The nominal concentration of the test item stock solution was 500 mg/L. At test start the nominal test concentration was 1.0 mg/L.The stock solution was dosed at a constant rate of 124 µL/h into the activated sludge unit. Because the influent concentration of 1.0 mg/L impacted the sludge structure, the nominal test item concentration was adapted on day 6 of adaptation period. Consequently, the stock solution was dosed at a constant rate of 62 µL/h into the activated sludge unit, resulting in an influent concentration of 0.5 mg/L test item.

Based on the analysis of the test item in the effluent, the mean elimination rate at the plateau phase in relation to the total influent concentration was calculated. The elimination of the test item was 99.29 % of the influent concentration (95 % CI: 99.18 - 99.40) in a continuously operating activated sludge unit. The mean load of the test item in the sludge during the plateau phase was 0.12 % of total influent load (95 % CI: 0.06 - 0.18). The mean concentration of the test item in the sludge during the plateau phase was 9.96 µg/g DW (95 % CI: 5.88 - 14.03).
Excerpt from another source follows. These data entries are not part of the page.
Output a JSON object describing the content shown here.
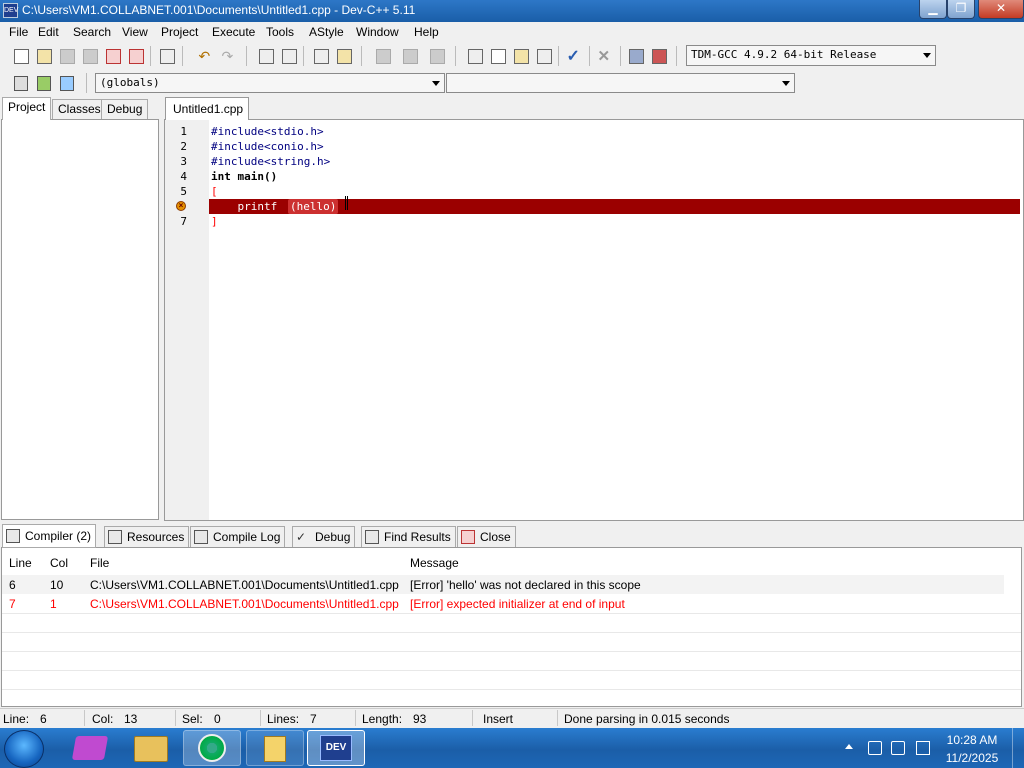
{
  "window": {
    "title": "C:\\Users\\VM1.COLLABNET.001\\Documents\\Untitled1.cpp - Dev-C++ 5.11",
    "app_icon_text": "DEV"
  },
  "menu": [
    "File",
    "Edit",
    "Search",
    "View",
    "Project",
    "Execute",
    "Tools",
    "AStyle",
    "Window",
    "Help"
  ],
  "toolbar": {
    "compiler_select": "TDM-GCC 4.9.2 64-bit Release"
  },
  "scope_combo": {
    "value": "(globals)",
    "second_value": ""
  },
  "left_tabs": [
    "Project",
    "Classes",
    "Debug"
  ],
  "editor": {
    "tab": "Untitled1.cpp",
    "line_numbers": [
      "1",
      "2",
      "3",
      "4",
      "5",
      "7"
    ],
    "lines": [
      "#include<stdio.h>",
      "#include<conio.h>",
      "#include<string.h>",
      "int main()",
      "[",
      "    printf ",
      "(hello)",
      "]"
    ]
  },
  "bottom_tabs": [
    "Compiler (2)",
    "Resources",
    "Compile Log",
    "Debug",
    "Find Results",
    "Close"
  ],
  "compiler": {
    "headers": [
      "Line",
      "Col",
      "File",
      "Message"
    ],
    "rows": [
      {
        "line": "6",
        "col": "10",
        "file": "C:\\Users\\VM1.COLLABNET.001\\Documents\\Untitled1.cpp",
        "message": "[Error] 'hello' was not declared in this scope"
      },
      {
        "line": "7",
        "col": "1",
        "file": "C:\\Users\\VM1.COLLABNET.001\\Documents\\Untitled1.cpp",
        "message": "[Error] expected initializer at end of input"
      }
    ]
  },
  "status": {
    "line_label": "Line:",
    "line": "6",
    "col_label": "Col:",
    "col": "13",
    "sel_label": "Sel:",
    "sel": "0",
    "lines_label": "Lines:",
    "lines": "7",
    "length_label": "Length:",
    "length": "93",
    "mode": "Insert",
    "message": "Done parsing in 0.015 seconds"
  },
  "taskbar": {
    "dev_label": "DEV",
    "time": "10:28 AM",
    "date": "11/2/2025"
  },
  "colors": {
    "error_line": "#9b0000",
    "error_text": "#ff0000",
    "titlebar": "#1a5ea8"
  }
}
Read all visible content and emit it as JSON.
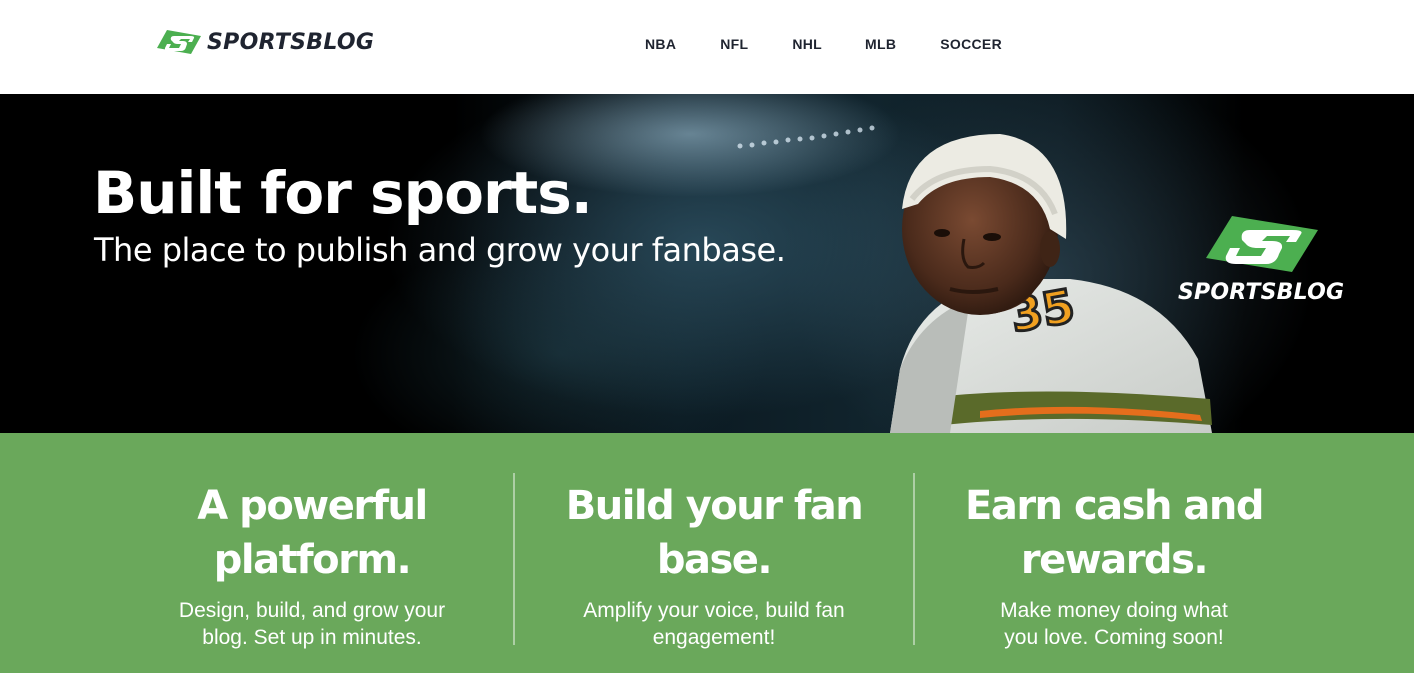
{
  "header": {
    "logo_text": "SPORTSBLOG",
    "nav": [
      {
        "label": "NBA"
      },
      {
        "label": "NFL"
      },
      {
        "label": "NHL"
      },
      {
        "label": "MLB"
      },
      {
        "label": "SOCCER"
      }
    ]
  },
  "hero": {
    "title": "Built for sports.",
    "subtitle": "The place to publish and grow your fanbase.",
    "logo_text": "SPORTSBLOG",
    "jersey_number": "35"
  },
  "features": [
    {
      "title_line1": "A powerful",
      "title_line2": "platform.",
      "text_line1": "Design, build, and grow your",
      "text_line2": "blog. Set up in minutes."
    },
    {
      "title_line1": "Build your fan",
      "title_line2": "base.",
      "text_line1": "Amplify your voice, build fan",
      "text_line2": "engagement!"
    },
    {
      "title_line1": "Earn cash and",
      "title_line2": "rewards.",
      "text_line1": "Make money doing what",
      "text_line2": "you love. Coming soon!"
    }
  ],
  "colors": {
    "brand_green": "#6aa85b",
    "logo_green": "#4caf50",
    "dark_text": "#1f2430",
    "hero_bg": "#000000"
  },
  "icons": {
    "logo_mark": "sportsblog-s-logo-icon"
  }
}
Description of key information

mean elimination: 99.29%of the influent concentration (95 % CI: 99.18 - 99.40) during plateau phase

mean load in the sludge during plateau phase: 0.12 % of total influent load (95 % CI: 0.06 - 0.18)

mean concentration of test item in the sludge during the plateau phase: 9.96 µg/gDW (95% CI: 5.88 - 14.03)
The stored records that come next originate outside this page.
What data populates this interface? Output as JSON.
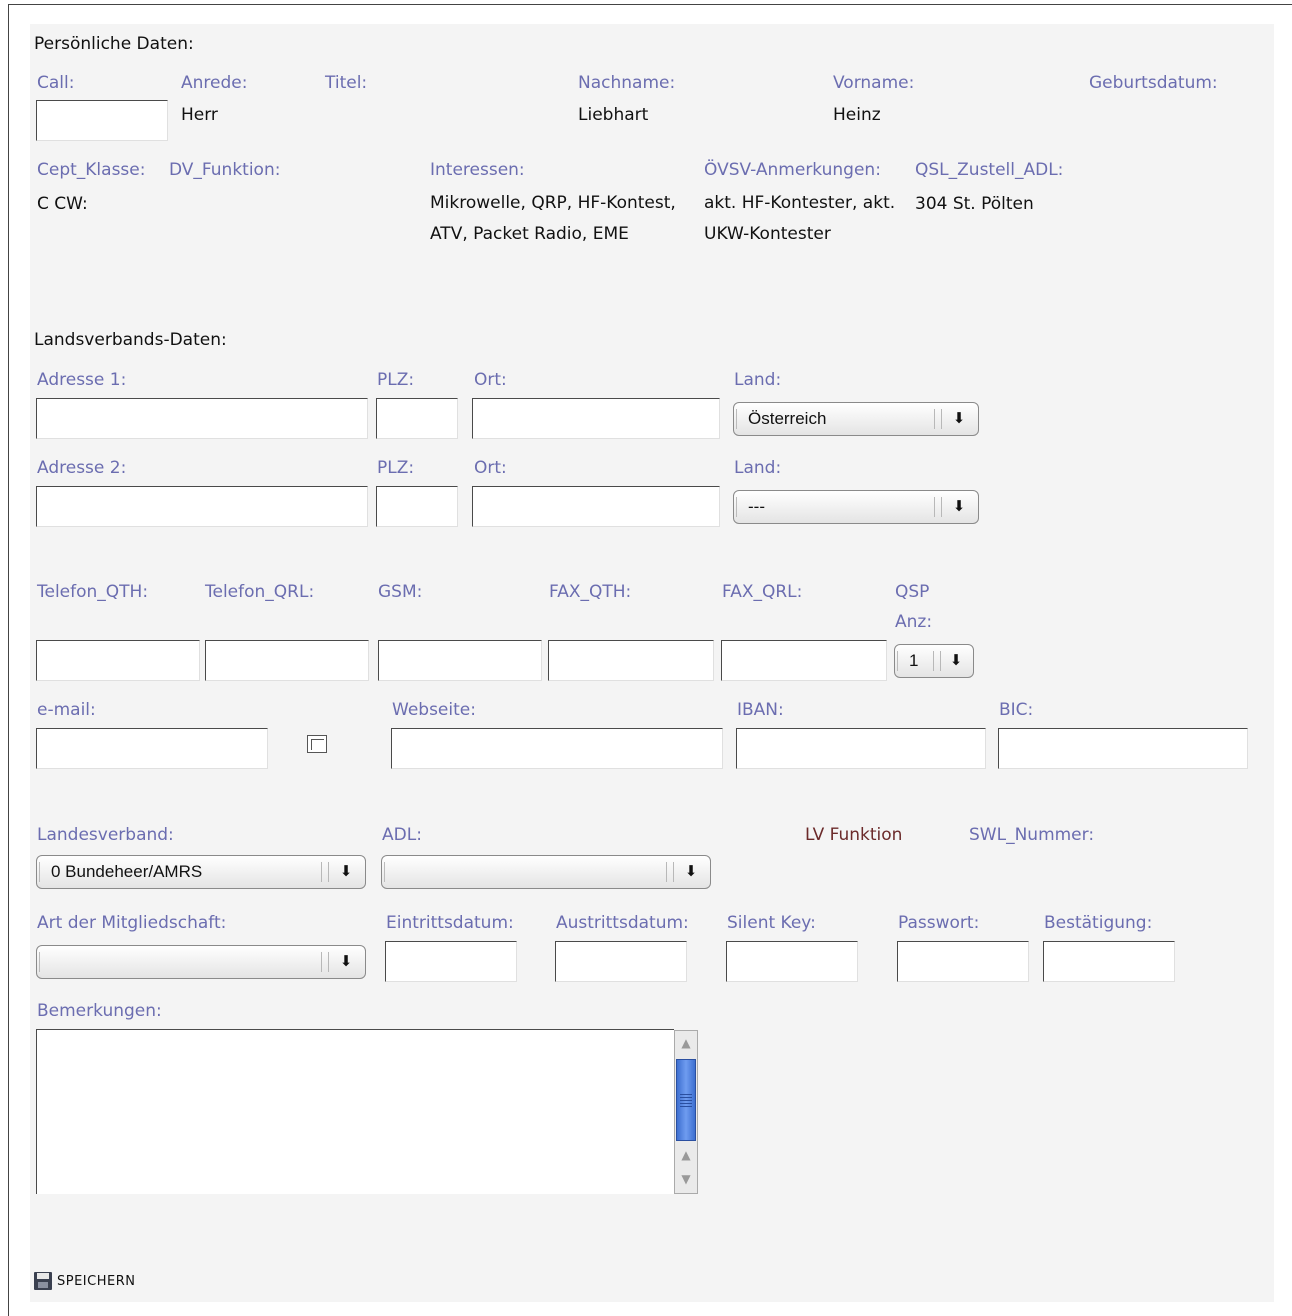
{
  "personal": {
    "section_title": "Persönliche Daten:",
    "call_label": "Call:",
    "anrede_label": "Anrede:",
    "anrede_value": "Herr",
    "titel_label": "Titel:",
    "nachname_label": "Nachname:",
    "nachname_value": "Liebhart",
    "vorname_label": "Vorname:",
    "vorname_value": "Heinz",
    "geburtsdatum_label": "Geburtsdatum:",
    "cept_label": "Cept_Klasse:",
    "cept_value": "C CW:",
    "dv_label": "DV_Funktion:",
    "interessen_label": "Interessen:",
    "interessen_value": "Mikrowelle, QRP, HF-Kontest, ATV, Packet Radio, EME",
    "oevsv_label": "ÖVSV-Anmerkungen:",
    "oevsv_value": "akt. HF-Kontester, akt. UKW-Kontester",
    "qsl_label": "QSL_Zustell_ADL:",
    "qsl_value": "304 St. Pölten"
  },
  "landesverband": {
    "section_title": "Landsverbands-Daten:",
    "adresse1_label": "Adresse 1:",
    "plz1_label": "PLZ:",
    "ort1_label": "Ort:",
    "land1_label": "Land:",
    "land1_value": "Österreich",
    "adresse2_label": "Adresse 2:",
    "plz2_label": "PLZ:",
    "ort2_label": "Ort:",
    "land2_label": "Land:",
    "land2_value": "---"
  },
  "contact": {
    "telefon_qth_label": "Telefon_QTH:",
    "telefon_qrl_label": "Telefon_QRL:",
    "gsm_label": "GSM:",
    "fax_qth_label": "FAX_QTH:",
    "fax_qrl_label": "FAX_QRL:",
    "qsp_label_1": "QSP",
    "qsp_label_2": "Anz:",
    "qsp_value": "1",
    "email_label": "e-mail:",
    "webseite_label": "Webseite:",
    "iban_label": "IBAN:",
    "bic_label": "BIC:"
  },
  "membership": {
    "landesverband_label": "Landesverband:",
    "landesverband_value": "0 Bundeheer/AMRS",
    "adl_label": "ADL:",
    "adl_value": "",
    "lv_funktion_label": "LV Funktion",
    "swl_label": "SWL_Nummer:",
    "art_label": "Art der Mitgliedschaft:",
    "art_value": "",
    "eintritt_label": "Eintrittsdatum:",
    "austritt_label": "Austrittsdatum:",
    "silentkey_label": "Silent Key:",
    "passwort_label": "Passwort:",
    "bestaetigung_label": "Bestätigung:",
    "bemerkungen_label": "Bemerkungen:"
  },
  "actions": {
    "save_label": "SPEICHERN"
  },
  "icons": {
    "dropdown": "arrow-down-icon",
    "save": "floppy-disk-icon"
  },
  "colors": {
    "label": "#6b6db0",
    "lv_funktion": "#6b2a2a",
    "panel_bg": "#f4f4f4",
    "scroll_thumb": "#4a7fe0"
  }
}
Key value for chemical safety assessment

Additional information

The elimination and primary degradation of the test item C16 Alkylamidopropyltrimethylammonium Chloride in an activated sludge unit was determined according to OECD guideline 303 A.

The elimination and primary degradation of C16 Alkylamidopropyltrimethylammonium Chloride by aerobic microorganisms was determined in a continuously operating laboratory activated sludge unit simulating the activated sludge process.
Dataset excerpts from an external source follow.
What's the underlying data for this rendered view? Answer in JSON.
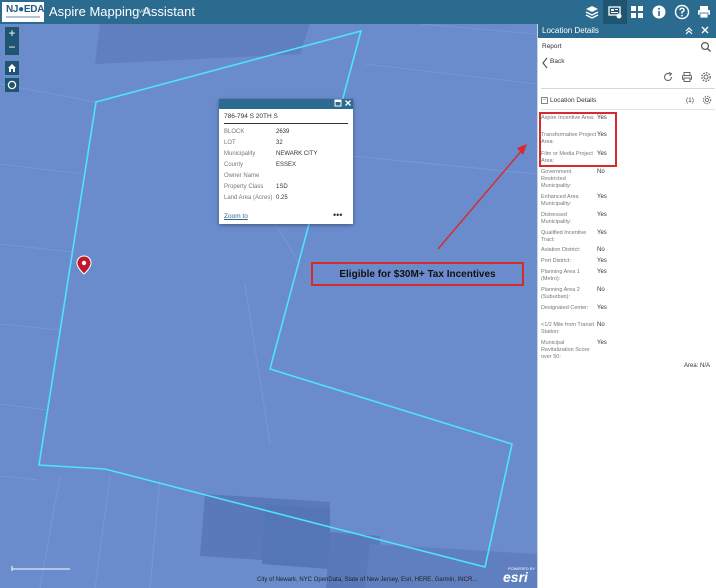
{
  "header": {
    "logo": "NJ●EDA",
    "title": "Aspire Mapping Assistant",
    "version": "v4.0",
    "icons": [
      "layers-icon",
      "legend-icon",
      "apps-grid-icon",
      "info-icon",
      "help-icon",
      "print-icon"
    ]
  },
  "map": {
    "controls": [
      "zoom-in",
      "zoom-out",
      "home",
      "locate"
    ],
    "zoom_in_label": "+",
    "zoom_out_label": "−",
    "attribution": "City of Newark, NYC OpenData, State of New Jersey, Esri, HERE, Garmin, INCR...",
    "esri_powered": "POWERED BY",
    "esri_word": "esri",
    "colors": {
      "water": "#6a8ccd",
      "outline": "#4de3ff",
      "marker": "#c0182a",
      "annotation": "#d62b2b"
    }
  },
  "popup": {
    "title": "786-794 S 20TH S",
    "fields": [
      {
        "label": "BLOCK",
        "value": "2639"
      },
      {
        "label": "LOT",
        "value": "32"
      },
      {
        "label": "Municipality",
        "value": "NEWARK CITY"
      },
      {
        "label": "County",
        "value": "ESSEX"
      },
      {
        "label": "Owner Name",
        "value": ""
      },
      {
        "label": "Property Class",
        "value": "1SD"
      },
      {
        "label": "Land Area (Acres)",
        "value": "0.25"
      }
    ],
    "zoom_to": "Zoom to",
    "more": "•••"
  },
  "callout": {
    "text": "Eligible for $30M+ Tax Incentives"
  },
  "panel": {
    "title": "Location Details",
    "report_label": "Report",
    "back_label": "Back",
    "section_label": "Location Details",
    "section_count": "(1)",
    "section_toggle": "−",
    "fields": [
      {
        "label": "Aspire Incentive Area:",
        "value": "Yes"
      },
      {
        "label": "Transformative Project Area:",
        "value": "Yes"
      },
      {
        "label": "Film or Media Project Area:",
        "value": "Yes"
      },
      {
        "label": "Government Restricted Municipality:",
        "value": "No"
      },
      {
        "label": "Enhanced Area Municipality:",
        "value": "Yes"
      },
      {
        "label": "Distressed Municipality:",
        "value": "Yes"
      },
      {
        "label": "Qualified Incentive Tract:",
        "value": "Yes"
      },
      {
        "label": "Aviation District:",
        "value": "No"
      },
      {
        "label": "Port District:",
        "value": "Yes"
      },
      {
        "label": "Planning Area 1 (Metro):",
        "value": "Yes"
      },
      {
        "label": "Planning Area 2 (Suburban):",
        "value": "No"
      },
      {
        "label": "Designated Center:",
        "value": "Yes"
      },
      {
        "label": "<1/2 Mile from Transit Station:",
        "value": "No"
      },
      {
        "label": "Municipal Revitalization Score over 50:",
        "value": "Yes"
      }
    ],
    "area_label": "Area: N/A"
  }
}
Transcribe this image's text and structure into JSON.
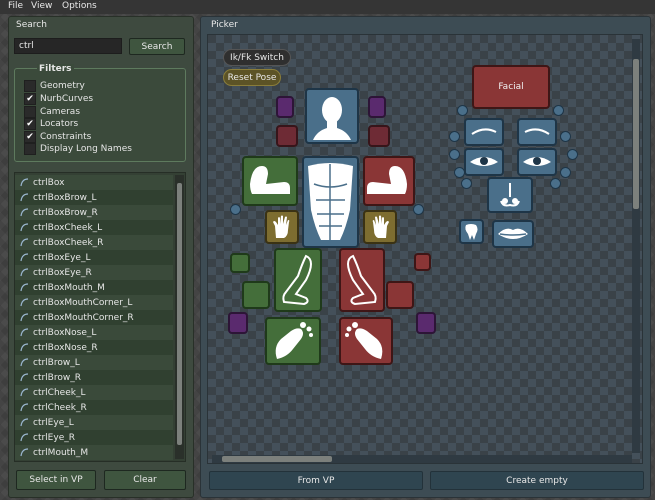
{
  "menu": {
    "file": "File",
    "view": "View",
    "options": "Options"
  },
  "search": {
    "title": "Search",
    "query": "ctrl",
    "button": "Search",
    "filters_title": "Filters",
    "filters": [
      {
        "label": "Geometry",
        "checked": false
      },
      {
        "label": "NurbCurves",
        "checked": true
      },
      {
        "label": "Cameras",
        "checked": false
      },
      {
        "label": "Locators",
        "checked": true
      },
      {
        "label": "Constraints",
        "checked": true
      },
      {
        "label": "Display Long Names",
        "checked": false
      }
    ],
    "results": [
      "ctrlBox",
      "ctrlBoxBrow_L",
      "ctrlBoxBrow_R",
      "ctrlBoxCheek_L",
      "ctrlBoxCheek_R",
      "ctrlBoxEye_L",
      "ctrlBoxEye_R",
      "ctrlBoxMouth_M",
      "ctrlBoxMouthCorner_L",
      "ctrlBoxMouthCorner_R",
      "ctrlBoxNose_L",
      "ctrlBoxNose_R",
      "ctrlBrow_L",
      "ctrlBrow_R",
      "ctrlCheek_L",
      "ctrlCheek_R",
      "ctrlEye_L",
      "ctrlEye_R",
      "ctrlMouth_M"
    ],
    "select_in_vp": "Select in VP",
    "clear": "Clear"
  },
  "picker": {
    "title": "Picker",
    "ikfk_switch": "Ik/Fk Switch",
    "reset_pose": "Reset Pose",
    "facial": "Facial",
    "from_vp": "From VP",
    "create_empty": "Create empty"
  },
  "colors": {
    "green": "#446e3a",
    "red": "#8a3636",
    "blue": "#4a6f8a",
    "gold": "#7d6d30",
    "purple": "#5a2a6e"
  }
}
The activated sludge unit was started with an activated sludge content of 2.9 g/L DW. After a short acclimatization period of the activated sludge (DOC elimination> 80 %), the application of C16 Alkylamidopropyltrimethylammonium Chloride was started. Samples of the effluent and sludge were taken at regular intervals and UPLC-MS/MS analysis was carried out to determine the effluent concentration and fraction adsorbed on the activated sludge to determine elimination of the test item.

During acclimatization, the activated sludge unit was inoculated with activated sludge. The DOC elimination of the organic medium reached a degradation rate > 80 % already after 1 day. The dosage of the test item was started after an acclimatization period of 8 days.

The nominal concentration of the test item stock solution was 500 mg/L. At test start the nominal test concentration was 1.0 mg/L.The stock solution was dosed at a constant rate of 124 µL/h into the activated sludge unit. Because the influent concentration of 1.0 mg/L impacted the sludge structure, the nominal test item concentration was adapted on day 6 of adaptation period. Consequently, the stock solution was dosed at a constant rate of 62 µL/h into the activated sludge unit, resulting in an influent concentration of 0.5 mg/L test item.

Based on the analysis of the test item in the effluent, the mean elimination rate at the plateau phase in relation to the total influent concentration was calculated. The elimination of the test item was 99.29 % of the influent concentration (95 % CI: 99.18 - 99.40) in a continuously operating activated sludge unit. The mean load of the test item in the sludge during the plateau phase was 0.12 % of total influent load (95 % CI: 0.06 - 0.18). The mean concentration of the test item in the sludge during the plateau phase was 9.96 µg/gDW (95 % CI: 5.88 - 14.03).